One of the great things about living in New York City is that you can take your boyfriend out for a deliciously economical, economically delicious birthday dinner right on your very own block, and then a mere ten blocks later you can be ice skating under the stars, and it's so much easier than you remember it, certainly much easier than your questionable attempt at roller-skating several months earlier, and right at the perfect moment Stevie Wonder comes on the sound system with "My Cherie Amour," and as if things couldn't get more perfect, your boyfriend looks over at you and calls you his Cutie Patootie, and you look longingly into his eyes (or would, anyways, if it wouldn't make you lose your concentration and fall on your back) and you tell him how sweet that was, except then he tells you that in fact what he had said was that he keeps tooting....and normally at this point you might curl your lip and skate away in mock disdane, except that on this particular evening, New York City is the perfect place to live and you are full of prosciutto and pumpkin ravioli and mussels and red wine and profiteroles and the air is cool but not too cold and you remembered how to ice skate and you're glad your boyfriend got born, so instead you just slip your arm into the crook of his elbow and keep on skating.

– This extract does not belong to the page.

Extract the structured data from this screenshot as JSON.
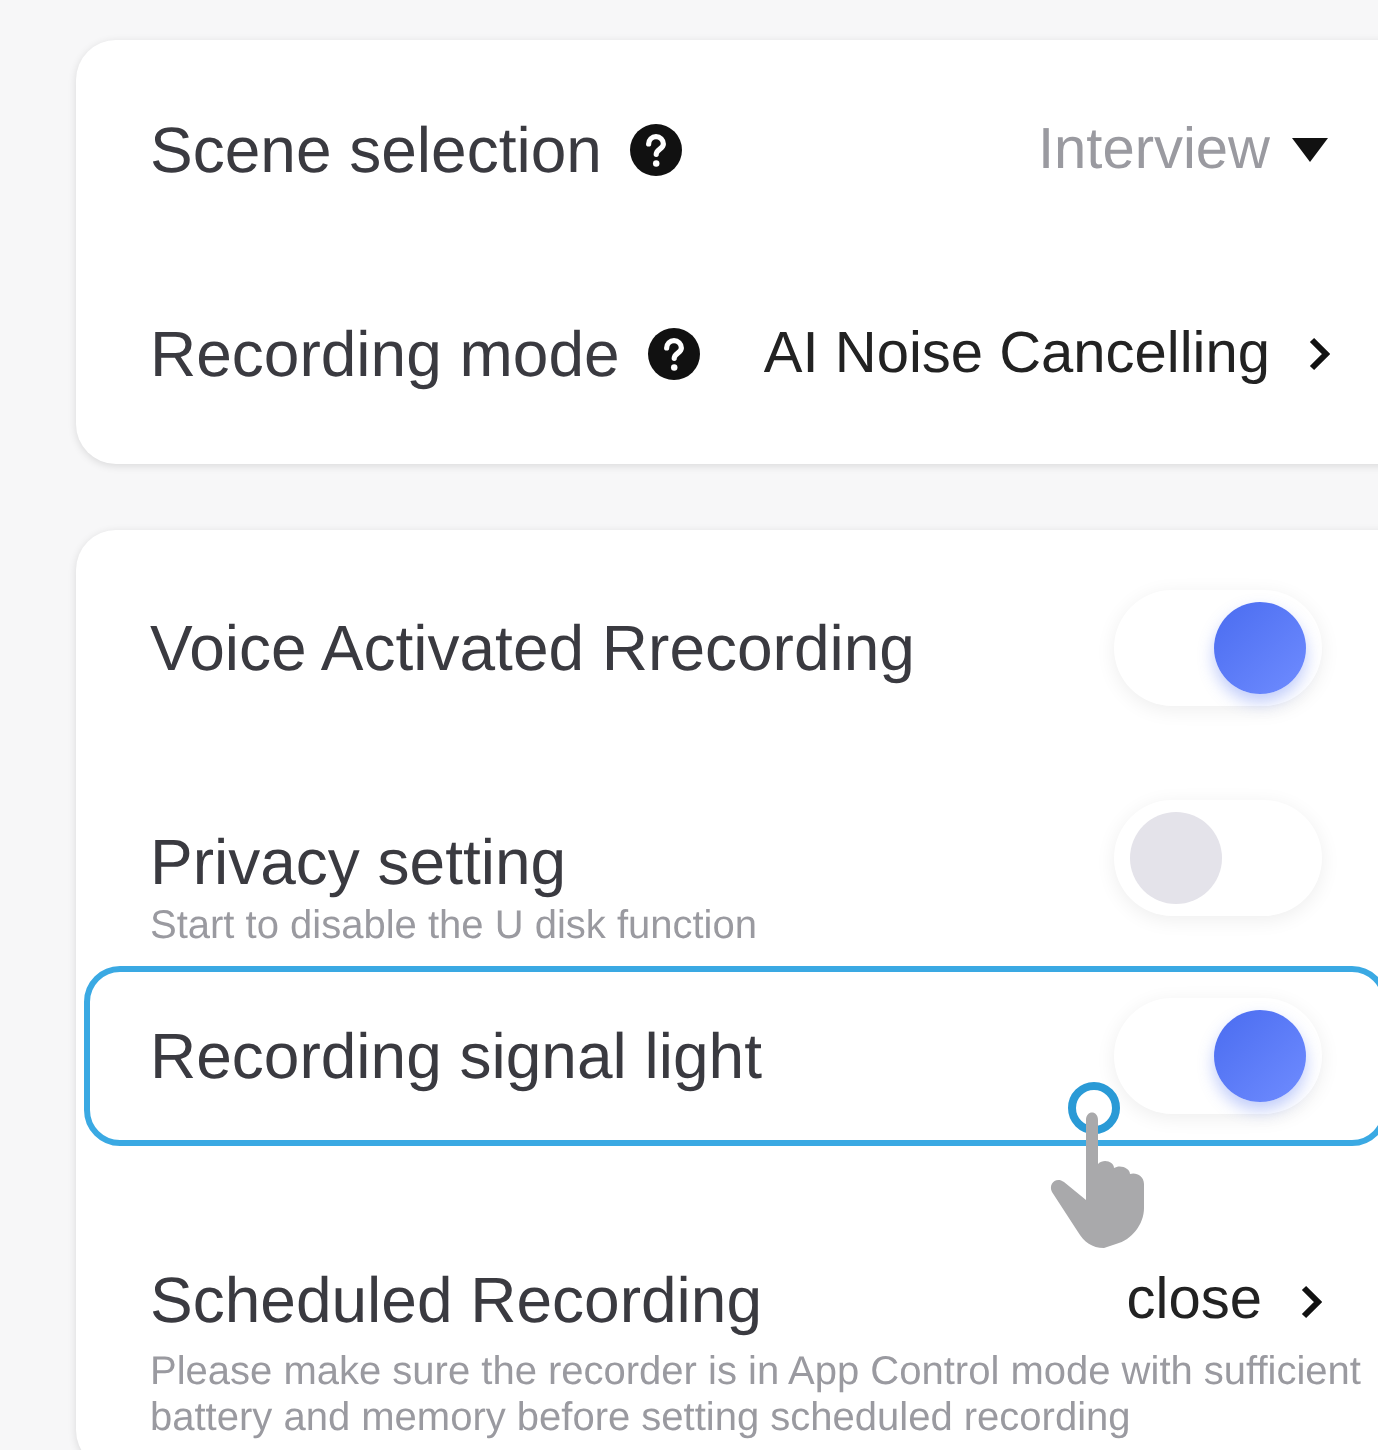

In other news -- and I only turn to overly-personal life details to counterbalance my complete and utter lack of recent postings -- my doctor thinks I have a prostate infection (hence the New Years Eve antibiotic tequila cocktail nightmare), which seems to have now disappeared, except I researched prostatitis this evening, and the suggested homeopathic remedies include:

1.Drink plenty of water.
2.Limit or avoid alcohol, caffeine and spicy foods.
3.Urinate at regular intervals.
4.Have regular sexual activity.
5.If you're a cyclist, use a "split" bicycle seat, which reduces the pressure on your prostate.

My avoidance of contact sports such as cycling renders number five a moot issue, and number four should be easily remedied with some persuasive health-oriented pleading, but as someone who forgets to drink his water, likes his booze and coffee, and whose profession has required that he become necessarily adept at holding it, I seem to be on a clear path towards chronic, vomit-ridden prostatitis. At least it sounds cool.

2 Comments:

Anonymous Anonymous said...

I had prostatitis. They're right about the sex--that is, unless you, um, are penetrated. In which case you feel like you've had a grapefruit implanted behind your balls.

Either way, you pee a lot. That's the worst part.

A saw palmetto supplement is supposed to help. I have an unopened bottle I bought in 2002.

2:43 PM  
Blogger Groomzilla said...

Yeah, the doctor very archly asked me if I'd been, um, "bottoming alot lately?" That won him a slap.

What's the shelf life of saw palmetto anyways?